The IRS has released proposed regulations with respect to claiming the rehabilitation tax credit under Internal Revenue Code (IRC) Section 47. The rules specifically pertain to the five-year period for claiming the credit.
The proposed regulations were made necessary due to Section 13402(a) of the 2017 Tax Cuts and Jobs Act (TCJA), which modified the rules for claiming the 20-percent credit under Section 47 that are applicable to Qualified Rehabilitation Expenditure (QRE) amounts paid or incurred after Dec. 31, 2017, subject to transition rules.

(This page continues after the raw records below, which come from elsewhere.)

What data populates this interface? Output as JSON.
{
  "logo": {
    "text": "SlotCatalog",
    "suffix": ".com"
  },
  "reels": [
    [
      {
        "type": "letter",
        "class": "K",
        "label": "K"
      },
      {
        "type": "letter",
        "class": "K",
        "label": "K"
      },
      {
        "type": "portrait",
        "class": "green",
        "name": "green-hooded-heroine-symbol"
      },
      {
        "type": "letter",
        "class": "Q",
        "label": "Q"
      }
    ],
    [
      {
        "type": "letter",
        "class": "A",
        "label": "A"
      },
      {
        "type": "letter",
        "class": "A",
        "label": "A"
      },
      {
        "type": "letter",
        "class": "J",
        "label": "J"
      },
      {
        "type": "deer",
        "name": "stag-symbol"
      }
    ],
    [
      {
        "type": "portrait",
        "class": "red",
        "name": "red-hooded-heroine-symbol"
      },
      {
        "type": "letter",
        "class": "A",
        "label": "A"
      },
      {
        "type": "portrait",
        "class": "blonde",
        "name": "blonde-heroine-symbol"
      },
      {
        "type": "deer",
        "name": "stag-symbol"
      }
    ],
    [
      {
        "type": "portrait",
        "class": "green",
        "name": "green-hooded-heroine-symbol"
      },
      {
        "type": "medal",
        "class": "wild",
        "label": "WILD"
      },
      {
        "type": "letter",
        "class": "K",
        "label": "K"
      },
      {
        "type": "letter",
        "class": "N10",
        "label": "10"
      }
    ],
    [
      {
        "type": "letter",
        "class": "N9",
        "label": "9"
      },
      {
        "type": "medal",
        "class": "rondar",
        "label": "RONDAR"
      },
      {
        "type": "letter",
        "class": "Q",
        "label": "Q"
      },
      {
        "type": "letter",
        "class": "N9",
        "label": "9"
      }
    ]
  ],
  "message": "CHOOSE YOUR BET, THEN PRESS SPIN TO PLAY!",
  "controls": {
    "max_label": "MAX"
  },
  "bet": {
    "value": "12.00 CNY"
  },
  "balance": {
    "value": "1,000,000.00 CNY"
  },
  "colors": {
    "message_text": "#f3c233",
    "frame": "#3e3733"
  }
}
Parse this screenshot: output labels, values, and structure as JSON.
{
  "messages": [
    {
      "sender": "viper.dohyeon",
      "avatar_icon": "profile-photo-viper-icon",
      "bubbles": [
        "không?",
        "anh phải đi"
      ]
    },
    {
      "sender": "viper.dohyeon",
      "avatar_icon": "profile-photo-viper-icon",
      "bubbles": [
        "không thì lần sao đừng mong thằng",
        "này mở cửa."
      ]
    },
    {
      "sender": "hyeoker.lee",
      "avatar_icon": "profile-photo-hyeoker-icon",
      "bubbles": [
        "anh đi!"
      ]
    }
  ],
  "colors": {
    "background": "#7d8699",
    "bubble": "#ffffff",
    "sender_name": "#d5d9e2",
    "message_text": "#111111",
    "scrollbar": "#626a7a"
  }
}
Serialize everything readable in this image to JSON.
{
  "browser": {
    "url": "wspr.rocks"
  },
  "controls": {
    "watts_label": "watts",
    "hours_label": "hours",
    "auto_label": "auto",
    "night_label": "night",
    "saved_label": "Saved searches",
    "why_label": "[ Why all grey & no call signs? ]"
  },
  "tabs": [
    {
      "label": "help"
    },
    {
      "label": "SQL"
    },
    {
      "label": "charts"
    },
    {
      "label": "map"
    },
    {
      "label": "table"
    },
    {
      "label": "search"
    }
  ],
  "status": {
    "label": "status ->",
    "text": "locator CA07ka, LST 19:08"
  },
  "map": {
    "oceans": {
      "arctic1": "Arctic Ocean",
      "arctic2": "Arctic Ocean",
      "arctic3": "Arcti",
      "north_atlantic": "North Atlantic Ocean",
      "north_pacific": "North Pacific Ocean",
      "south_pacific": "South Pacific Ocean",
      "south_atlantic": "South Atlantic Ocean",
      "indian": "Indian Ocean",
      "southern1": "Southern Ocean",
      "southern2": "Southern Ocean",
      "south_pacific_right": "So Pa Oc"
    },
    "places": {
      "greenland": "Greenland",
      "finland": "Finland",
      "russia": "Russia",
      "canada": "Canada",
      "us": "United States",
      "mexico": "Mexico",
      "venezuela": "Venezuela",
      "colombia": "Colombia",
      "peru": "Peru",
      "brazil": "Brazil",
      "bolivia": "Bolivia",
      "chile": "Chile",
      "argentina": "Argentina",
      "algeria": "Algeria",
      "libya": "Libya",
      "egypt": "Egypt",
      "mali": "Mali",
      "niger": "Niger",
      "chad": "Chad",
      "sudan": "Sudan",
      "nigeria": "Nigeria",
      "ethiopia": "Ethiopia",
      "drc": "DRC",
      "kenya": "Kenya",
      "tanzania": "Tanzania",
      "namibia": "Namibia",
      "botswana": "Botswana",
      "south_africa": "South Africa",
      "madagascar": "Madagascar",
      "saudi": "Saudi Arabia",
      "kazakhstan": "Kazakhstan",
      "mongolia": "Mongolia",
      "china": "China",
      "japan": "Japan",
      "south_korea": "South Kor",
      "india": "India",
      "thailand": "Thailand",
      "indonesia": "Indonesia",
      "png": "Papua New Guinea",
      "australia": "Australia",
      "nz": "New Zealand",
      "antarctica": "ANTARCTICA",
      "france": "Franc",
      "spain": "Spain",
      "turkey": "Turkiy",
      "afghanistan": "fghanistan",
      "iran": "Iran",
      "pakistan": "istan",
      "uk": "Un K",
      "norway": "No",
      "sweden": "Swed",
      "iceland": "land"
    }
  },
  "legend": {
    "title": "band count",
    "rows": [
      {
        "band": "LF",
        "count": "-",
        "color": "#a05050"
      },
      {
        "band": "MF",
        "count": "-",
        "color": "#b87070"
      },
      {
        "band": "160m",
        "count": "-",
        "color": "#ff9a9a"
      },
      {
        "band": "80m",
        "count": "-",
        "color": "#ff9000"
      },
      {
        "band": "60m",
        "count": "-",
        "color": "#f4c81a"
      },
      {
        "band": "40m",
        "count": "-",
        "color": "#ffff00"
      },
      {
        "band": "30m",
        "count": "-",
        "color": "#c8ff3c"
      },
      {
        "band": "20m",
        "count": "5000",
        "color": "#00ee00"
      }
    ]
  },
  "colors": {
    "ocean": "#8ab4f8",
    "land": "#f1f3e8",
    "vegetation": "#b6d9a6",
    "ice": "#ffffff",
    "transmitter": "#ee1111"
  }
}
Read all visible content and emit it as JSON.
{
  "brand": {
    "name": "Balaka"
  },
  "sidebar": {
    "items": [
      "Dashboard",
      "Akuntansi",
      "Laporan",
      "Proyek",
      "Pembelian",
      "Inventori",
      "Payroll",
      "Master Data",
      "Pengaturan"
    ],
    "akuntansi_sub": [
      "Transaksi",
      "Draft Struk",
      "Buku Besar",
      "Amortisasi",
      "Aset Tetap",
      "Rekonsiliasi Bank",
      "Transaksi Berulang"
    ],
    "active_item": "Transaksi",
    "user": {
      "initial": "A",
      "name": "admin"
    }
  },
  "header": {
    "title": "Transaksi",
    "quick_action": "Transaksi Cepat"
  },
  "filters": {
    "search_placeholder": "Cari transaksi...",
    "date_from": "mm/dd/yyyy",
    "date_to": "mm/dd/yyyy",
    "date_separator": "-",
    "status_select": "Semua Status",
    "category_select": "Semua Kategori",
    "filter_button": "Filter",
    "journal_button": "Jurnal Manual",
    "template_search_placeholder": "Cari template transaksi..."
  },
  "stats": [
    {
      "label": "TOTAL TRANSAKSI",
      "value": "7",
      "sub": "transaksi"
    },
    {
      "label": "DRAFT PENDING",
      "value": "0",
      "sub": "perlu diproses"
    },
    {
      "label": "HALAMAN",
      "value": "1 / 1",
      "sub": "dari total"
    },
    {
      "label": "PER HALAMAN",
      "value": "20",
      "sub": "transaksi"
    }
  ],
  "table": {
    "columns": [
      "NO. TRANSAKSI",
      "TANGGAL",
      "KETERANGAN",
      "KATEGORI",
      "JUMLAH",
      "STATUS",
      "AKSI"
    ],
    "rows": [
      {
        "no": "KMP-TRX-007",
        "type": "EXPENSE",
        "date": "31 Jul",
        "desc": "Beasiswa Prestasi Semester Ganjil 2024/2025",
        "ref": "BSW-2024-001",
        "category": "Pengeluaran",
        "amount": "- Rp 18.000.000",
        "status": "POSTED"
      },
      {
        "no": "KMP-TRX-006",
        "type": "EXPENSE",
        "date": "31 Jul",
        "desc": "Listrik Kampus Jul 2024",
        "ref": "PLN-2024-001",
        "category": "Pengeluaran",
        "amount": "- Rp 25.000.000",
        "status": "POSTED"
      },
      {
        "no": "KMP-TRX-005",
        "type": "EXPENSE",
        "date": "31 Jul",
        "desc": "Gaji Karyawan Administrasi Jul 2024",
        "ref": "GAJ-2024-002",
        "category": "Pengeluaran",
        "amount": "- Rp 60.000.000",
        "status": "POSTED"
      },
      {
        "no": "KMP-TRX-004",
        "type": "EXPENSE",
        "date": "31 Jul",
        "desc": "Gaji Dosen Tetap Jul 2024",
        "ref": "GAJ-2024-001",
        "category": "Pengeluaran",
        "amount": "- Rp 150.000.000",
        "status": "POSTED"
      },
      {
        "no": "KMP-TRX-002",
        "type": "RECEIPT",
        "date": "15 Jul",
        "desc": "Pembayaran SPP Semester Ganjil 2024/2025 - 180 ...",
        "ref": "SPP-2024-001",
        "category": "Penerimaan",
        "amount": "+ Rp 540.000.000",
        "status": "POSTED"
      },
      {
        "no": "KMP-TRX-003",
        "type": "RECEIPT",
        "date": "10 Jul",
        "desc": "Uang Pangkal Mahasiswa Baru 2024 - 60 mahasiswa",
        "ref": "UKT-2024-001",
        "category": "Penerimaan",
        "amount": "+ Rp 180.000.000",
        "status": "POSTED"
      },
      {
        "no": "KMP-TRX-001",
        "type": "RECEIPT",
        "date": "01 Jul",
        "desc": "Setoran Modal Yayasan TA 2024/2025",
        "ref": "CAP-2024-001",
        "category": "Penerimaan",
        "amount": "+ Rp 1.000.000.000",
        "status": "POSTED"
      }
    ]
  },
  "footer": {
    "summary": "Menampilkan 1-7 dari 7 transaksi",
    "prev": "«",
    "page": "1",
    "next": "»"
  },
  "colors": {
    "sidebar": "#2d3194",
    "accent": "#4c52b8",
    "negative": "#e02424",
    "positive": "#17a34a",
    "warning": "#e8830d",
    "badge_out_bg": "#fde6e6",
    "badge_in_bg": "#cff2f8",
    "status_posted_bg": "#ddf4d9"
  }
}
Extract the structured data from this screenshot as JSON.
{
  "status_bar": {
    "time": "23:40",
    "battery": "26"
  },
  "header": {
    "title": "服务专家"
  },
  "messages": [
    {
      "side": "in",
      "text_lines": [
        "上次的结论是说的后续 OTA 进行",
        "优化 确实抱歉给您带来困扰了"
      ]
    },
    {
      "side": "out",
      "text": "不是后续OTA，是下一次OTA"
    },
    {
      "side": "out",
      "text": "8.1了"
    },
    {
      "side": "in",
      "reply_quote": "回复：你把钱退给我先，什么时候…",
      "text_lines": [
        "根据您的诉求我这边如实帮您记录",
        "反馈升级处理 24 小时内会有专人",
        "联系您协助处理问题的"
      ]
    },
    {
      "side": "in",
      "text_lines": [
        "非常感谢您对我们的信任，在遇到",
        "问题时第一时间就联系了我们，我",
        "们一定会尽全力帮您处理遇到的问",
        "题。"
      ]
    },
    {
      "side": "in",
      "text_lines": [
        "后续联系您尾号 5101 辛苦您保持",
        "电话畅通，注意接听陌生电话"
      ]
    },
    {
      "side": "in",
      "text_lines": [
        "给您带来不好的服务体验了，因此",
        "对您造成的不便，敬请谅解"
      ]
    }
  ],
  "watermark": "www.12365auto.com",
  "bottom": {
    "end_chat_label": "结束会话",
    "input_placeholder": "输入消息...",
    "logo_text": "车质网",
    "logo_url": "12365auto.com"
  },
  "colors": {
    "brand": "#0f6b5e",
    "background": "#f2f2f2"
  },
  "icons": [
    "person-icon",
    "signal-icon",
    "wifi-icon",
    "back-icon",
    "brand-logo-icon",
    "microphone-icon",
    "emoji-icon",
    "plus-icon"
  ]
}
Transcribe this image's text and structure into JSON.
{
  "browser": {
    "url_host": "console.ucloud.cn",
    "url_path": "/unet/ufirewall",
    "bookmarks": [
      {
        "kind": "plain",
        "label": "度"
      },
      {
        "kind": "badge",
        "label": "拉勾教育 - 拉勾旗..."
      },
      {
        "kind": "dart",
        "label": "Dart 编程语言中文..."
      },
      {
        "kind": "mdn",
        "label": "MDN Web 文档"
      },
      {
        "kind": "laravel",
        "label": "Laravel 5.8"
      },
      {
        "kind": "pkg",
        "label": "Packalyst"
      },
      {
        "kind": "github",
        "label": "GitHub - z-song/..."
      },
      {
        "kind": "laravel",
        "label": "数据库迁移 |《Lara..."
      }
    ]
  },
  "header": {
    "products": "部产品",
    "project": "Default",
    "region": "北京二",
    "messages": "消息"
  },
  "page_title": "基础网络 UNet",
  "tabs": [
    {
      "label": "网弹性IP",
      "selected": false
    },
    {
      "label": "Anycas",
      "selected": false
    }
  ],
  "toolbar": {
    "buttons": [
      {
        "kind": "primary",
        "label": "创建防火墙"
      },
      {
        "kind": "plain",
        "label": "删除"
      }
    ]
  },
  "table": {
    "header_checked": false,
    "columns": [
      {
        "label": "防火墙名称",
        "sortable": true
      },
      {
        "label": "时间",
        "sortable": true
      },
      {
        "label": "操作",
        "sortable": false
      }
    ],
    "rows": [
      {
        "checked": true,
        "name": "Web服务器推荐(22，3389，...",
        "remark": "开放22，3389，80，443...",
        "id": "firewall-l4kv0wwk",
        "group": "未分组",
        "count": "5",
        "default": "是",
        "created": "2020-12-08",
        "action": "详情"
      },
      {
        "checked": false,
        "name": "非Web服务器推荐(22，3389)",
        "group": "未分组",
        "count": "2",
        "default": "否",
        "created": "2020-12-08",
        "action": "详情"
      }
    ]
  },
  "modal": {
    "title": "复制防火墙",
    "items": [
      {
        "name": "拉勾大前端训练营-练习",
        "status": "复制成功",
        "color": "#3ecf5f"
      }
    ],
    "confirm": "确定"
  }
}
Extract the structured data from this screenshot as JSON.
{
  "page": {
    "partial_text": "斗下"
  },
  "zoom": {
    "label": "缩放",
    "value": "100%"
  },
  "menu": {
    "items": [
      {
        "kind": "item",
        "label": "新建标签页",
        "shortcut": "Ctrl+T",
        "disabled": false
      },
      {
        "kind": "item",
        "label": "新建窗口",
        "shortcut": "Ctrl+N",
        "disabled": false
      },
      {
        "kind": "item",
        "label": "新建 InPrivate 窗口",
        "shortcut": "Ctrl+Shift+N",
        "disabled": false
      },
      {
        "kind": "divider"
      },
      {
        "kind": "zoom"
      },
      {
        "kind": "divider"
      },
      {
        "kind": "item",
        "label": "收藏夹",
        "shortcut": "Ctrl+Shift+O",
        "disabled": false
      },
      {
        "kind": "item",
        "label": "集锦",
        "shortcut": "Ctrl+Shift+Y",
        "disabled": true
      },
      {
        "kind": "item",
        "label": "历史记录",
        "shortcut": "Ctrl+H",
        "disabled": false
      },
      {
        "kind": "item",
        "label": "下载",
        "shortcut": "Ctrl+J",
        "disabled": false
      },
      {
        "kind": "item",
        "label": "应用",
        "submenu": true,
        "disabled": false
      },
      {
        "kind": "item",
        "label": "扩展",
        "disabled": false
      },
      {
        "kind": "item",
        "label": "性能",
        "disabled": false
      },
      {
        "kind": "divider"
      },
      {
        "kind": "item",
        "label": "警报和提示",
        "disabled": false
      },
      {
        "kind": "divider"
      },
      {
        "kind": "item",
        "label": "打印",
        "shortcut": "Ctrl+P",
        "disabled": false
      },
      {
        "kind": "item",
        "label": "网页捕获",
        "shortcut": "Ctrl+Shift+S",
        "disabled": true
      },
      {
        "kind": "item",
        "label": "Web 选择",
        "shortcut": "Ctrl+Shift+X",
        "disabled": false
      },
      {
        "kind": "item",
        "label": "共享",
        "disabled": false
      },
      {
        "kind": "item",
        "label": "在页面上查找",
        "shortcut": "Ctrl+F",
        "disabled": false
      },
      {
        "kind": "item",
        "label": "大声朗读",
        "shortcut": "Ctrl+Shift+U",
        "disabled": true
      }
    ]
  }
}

Per the proposed regulations:
“As amended by the TCJA, Section 47(a)(1) provides that for purposes of the investment credit under Section 46, for any taxable year during the five-year period beginning in the taxable year in which a QRB [Qualified Rehabilitated Building] is placed in service, the rehabilitation credit for such taxable year is an amount equal to the ratable share for the year. … Section 47(a)(2) defines the ratable share for any taxable year during the credit period as the amount equal to 20 percent of the QREs with respect to the QRB, as allocated ratably to each year during the credit period.”
“…These proposed regulations provide that the rehabilitation credit is properly determined in the year the QRB is placed in service (consistent with prior law) but allocated ratably over the five-year period as required by the TCJA, rather than resulting in the determination of five separate rehabilitation credits.”
“…These proposed regulations follow this same prior law approach for the determination of a single rehabilitation credit for purposes of applying the rules of Section 50. Therefore, taxpayers claiming the rehabilitation credit under Section 47 with respect to QREs paid or incurred after Dec. 31, 2017, generally will have the same federal income tax consequences from the rules under Section 50 for recapture, basis adjustment, and leased property as taxpayers claiming the rehabilitation credit under prior law.”
The examples confirm that the credit is claimed evenly over five years and that any depreciable basis adjustment related to the credit is made entirely in the placed-in-service year. In a situation where there is a lease and the credit is passed through to the tenant, the full amount of the credit is amortized over the shortest depreciable life starting in the placed-in-service year.
The approach to recapture is not what we had expected, and the example in the proposed regulations highlights the calculation. Assume there is a $50,000 credit claimed $10,000 per year and a recapture event in Year 3 such that 60% of the credit is to be recaptured. A recapture tax of $12,000 is due ($20,000 x 60%) and a credit of $4,000 per year will be claimed in Years 3-5. The recapture tax is not netted against the future credits to be claimed, and the total credit ultimately claimed is $20,000 ($50,000 x 40%).
The regulations are proposed to apply to taxable years beginning on or after the date the Treasury decision adopting them as final is published in the Federal Register. Taxpayers may rely on them for QREs paid or incurred after Dec. 31, 2017, in taxable years beginning before the date the Treasury decision adopts these regulations as final.